7) Généraliser l’utilisation de la dénomination commune internationale (DCI). La DCI est le « vrai » nom du médicament. Elle permet à tous les professionnels de santé et aux patients de savoir ce que contient un médicament pour éviter bien des erreurs. Si le Mediator® avait été prescrit en DCI sous son appellation benfluorex, les médecins auraient été immédiatement alertés sur le fait qu’il appartenait à la classe des fenfluramines, un dérivé de l’amphétamine au fort pouvoir anorexigène. Or, l’utilisation du nom de marque Mediator® a permis aux laboratoires Servier de dissimuler la véritable nature pharmacologique de ce médicament.
8) Suivre et analyser les prescriptions hors AMM. Dans 20% des cas, le Mediator® a été prescrit comme médicament anorexigène dans le cadre de régimes amaigrissants. Or, ce médicament est un antidiabétique : il a donc été prescrit en dehors de son indication, c’est-à-dire hors du champ prévu par son autorisation de mise sur le marché (AMM) Si la prescription hors AMM était encadrée, cela permettrait d’éviter de tels mauvais usages.
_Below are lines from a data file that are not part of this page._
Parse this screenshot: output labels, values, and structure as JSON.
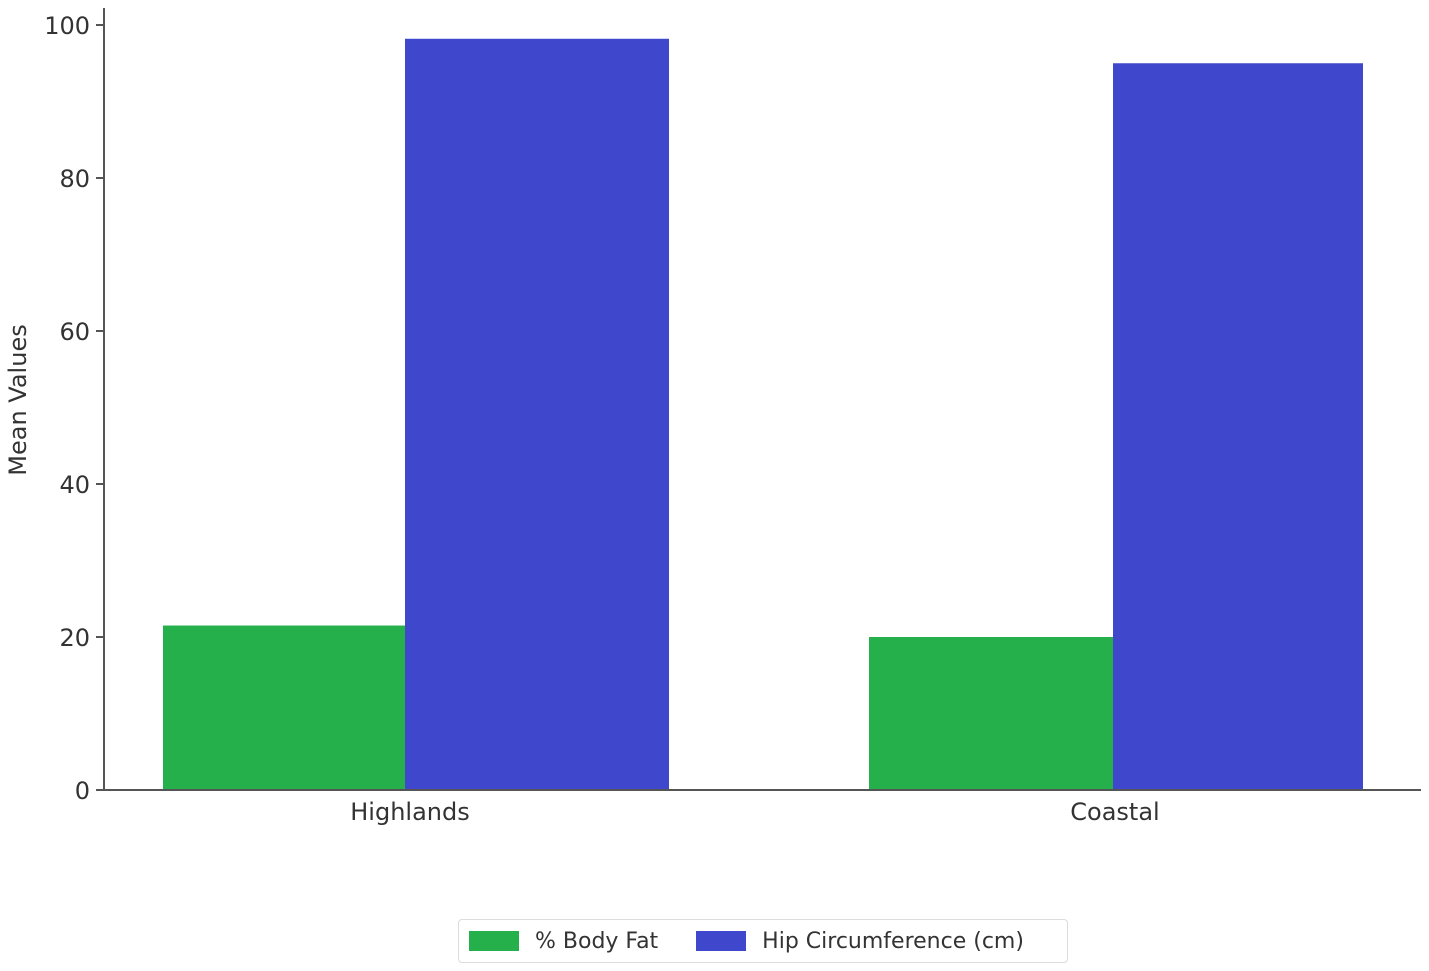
{
  "chart_data": {
    "type": "bar",
    "categories": [
      "Highlands",
      "Coastal"
    ],
    "series": [
      {
        "name": "% Body Fat",
        "values": [
          21.5,
          20.0
        ],
        "color": "#25b04c"
      },
      {
        "name": "Hip Circumference (cm)",
        "values": [
          98.2,
          95.0
        ],
        "color": "#3f48cc"
      }
    ],
    "xlabel": "",
    "ylabel": "Mean Values",
    "ylim": [
      0,
      100
    ],
    "yticks": [
      "0",
      "20",
      "40",
      "60",
      "80",
      "100"
    ],
    "grid": false,
    "legend_position": "bottom-center"
  }
}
9) Réduire l’influence publicitaire de l’industrie pharmaceutique. Un médicament n’est pas un produit de consommation comme un autre. L’information des professionnels de santé ne peut être laissée aux seules mains des industriels. Pour ce faire, il faut renforcer le contrôle de la publicité de l’industrie pharmaceutique. La Mutualité Française propose que la formation initiale et continue des professionnels de santé soit circonscrite au domaine public. « Aujourd’hui, l’information des médecins sur le médicament est prodiguée par 18.000 visiteurs médicaux rémunérés par les laboratoires », signale Laure Lechertier.
10) Faire en sorte que la politique européenne du médicament défende des objectifs de santé publique. Actuellement, la politique du médicament est essentiellement européenne. Elle est articulée autour du prix, de l’innovation et de l’information des patients. L’objectif de la Commission européenne est de favoriser la compétitivité entre les laboratoires. Problème : les intérêts de santé publique risquent d’être relégués au second plan. Pour la Mutualité Française, « le médicament ne peut être assimilé à un produit de consommation courante ». Il est donc nécessaire de mettre en œuvre une stratégie offensive au niveau européen qui défende des intérêts de santé publique.